Saturday, February 20, 2010
Tuesday, August 26, 2008
Monday, May 19, 2008
Our bed is around 5 years old already but it is still a good bed. I am comfortable sleeping on it. I believed I just need a solution how to get rid of bedbugs. This is the reason why I came accross bedbugsguide.com. It is a very informative site on how to kill and get rid of bedbugs. Bed Bugs Guide have all the informations about bedbugs and how to eliminate them, thus saving your mattresses.
I found now the solution in this site..No need to buy anymore for a new mattress which also means saving hundreds of Euros for a new bed.
Visit their site now and find the solution about bedbugs problems. Spend your money wisely!!!!
Wednesday, April 30, 2008
It seems bumblebees can discover how to "rob" flowers of nectar, scientists now reveal.
Normally bumblebees crawl into flowers to get a nectar. In return for this sweet treat, blossoms coat the insects in , which contains plant sperm. When these bees rendezvous with other flowers, they serve as couriers of this pollen, helping the plants breed.
However, bees can bite through the base of a flower to suck up nectar instead, avoiding the pollen altogether. Since they get something for nothing this way - drinking nectar without helping the flowers mate - such behavior can be seen as theft. The bees may commit such an act to get nectar from blossoms they could not fit into, or just to get more nectar than possible by normal means.

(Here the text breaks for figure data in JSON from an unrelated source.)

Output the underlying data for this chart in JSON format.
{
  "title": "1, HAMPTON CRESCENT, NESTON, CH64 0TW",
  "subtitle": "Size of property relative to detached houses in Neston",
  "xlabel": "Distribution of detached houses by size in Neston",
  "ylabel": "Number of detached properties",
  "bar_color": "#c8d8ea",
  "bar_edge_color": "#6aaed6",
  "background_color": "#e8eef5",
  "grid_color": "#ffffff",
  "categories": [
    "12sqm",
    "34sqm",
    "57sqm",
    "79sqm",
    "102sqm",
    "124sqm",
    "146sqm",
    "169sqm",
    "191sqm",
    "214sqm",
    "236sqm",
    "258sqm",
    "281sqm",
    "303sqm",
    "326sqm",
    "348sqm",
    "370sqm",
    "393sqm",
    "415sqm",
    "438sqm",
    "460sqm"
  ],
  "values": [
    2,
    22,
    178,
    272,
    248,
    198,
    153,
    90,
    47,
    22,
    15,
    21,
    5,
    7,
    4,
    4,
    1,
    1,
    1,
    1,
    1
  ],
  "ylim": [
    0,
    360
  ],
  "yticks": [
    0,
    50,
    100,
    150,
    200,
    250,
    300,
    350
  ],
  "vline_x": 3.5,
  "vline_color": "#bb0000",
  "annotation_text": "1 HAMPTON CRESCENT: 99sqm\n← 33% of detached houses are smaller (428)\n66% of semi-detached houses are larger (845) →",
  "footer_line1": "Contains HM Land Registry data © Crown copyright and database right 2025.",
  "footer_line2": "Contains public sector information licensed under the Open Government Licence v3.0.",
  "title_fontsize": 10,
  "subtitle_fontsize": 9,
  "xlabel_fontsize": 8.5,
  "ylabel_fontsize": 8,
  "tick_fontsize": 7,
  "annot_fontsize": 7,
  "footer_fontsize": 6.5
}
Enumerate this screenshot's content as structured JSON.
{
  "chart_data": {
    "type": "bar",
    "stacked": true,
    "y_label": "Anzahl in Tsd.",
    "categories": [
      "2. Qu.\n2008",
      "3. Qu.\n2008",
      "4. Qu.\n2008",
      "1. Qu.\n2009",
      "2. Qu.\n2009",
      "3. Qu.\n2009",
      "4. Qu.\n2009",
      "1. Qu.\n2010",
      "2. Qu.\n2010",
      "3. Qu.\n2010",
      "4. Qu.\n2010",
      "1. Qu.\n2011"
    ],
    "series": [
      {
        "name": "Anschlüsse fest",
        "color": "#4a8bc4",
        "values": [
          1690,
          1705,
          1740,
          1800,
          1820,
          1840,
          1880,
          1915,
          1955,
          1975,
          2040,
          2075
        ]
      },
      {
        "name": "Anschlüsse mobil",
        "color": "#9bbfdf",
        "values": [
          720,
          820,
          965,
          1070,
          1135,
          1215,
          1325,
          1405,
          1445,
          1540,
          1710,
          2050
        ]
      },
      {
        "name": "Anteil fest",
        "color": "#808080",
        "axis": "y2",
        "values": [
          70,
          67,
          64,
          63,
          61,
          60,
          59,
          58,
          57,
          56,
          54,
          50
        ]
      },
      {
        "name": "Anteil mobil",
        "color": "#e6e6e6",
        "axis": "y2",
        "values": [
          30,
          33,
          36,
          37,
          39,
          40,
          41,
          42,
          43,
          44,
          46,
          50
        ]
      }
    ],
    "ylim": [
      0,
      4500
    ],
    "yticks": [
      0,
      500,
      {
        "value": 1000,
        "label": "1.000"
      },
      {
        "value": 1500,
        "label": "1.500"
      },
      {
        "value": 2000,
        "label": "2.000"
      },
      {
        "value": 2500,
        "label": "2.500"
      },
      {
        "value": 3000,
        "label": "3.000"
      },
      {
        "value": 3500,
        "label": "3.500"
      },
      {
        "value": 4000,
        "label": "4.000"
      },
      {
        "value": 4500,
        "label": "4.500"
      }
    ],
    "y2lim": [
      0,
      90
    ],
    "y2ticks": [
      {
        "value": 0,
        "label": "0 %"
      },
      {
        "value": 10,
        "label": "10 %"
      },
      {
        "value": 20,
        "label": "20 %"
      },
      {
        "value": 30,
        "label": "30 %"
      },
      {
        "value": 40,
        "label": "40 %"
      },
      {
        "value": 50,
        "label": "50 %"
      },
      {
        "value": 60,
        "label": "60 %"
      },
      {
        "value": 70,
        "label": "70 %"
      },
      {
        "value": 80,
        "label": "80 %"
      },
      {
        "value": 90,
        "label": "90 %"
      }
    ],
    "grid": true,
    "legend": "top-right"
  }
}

Now it appears that bumblebees can quickly learn how to rob flowers if they visit blossoms that others have already burglarized. The bees could learn how to commit such theft by themselves, but this was rare. But, after one bee learned how to rob nectar by watching its comrades, the skill rapidly spread to other bees.
"It was actually first suggested in one of Darwin's journals. He saw bumblebees robbing flowers in a garden one day, and saw honeybees doing something similar afterward," said researcher Ellouise Leadbeater, a behavioral ecologist at. "That led us to our work."
"It's interesting to see what you can do with a small brain," Leadbeater told. "But then again, it may be that you just don't need to be very clever to learn a simple technique like this."
In the future, research could see if bumblebees could teach other species of bees how to rob nectar. Other insects that could learn skills from within or outside their species might include ants, Leadbeater speculated.
Leadbeater and her colleague Lars Chittka detailed their findings online April 23 in theB.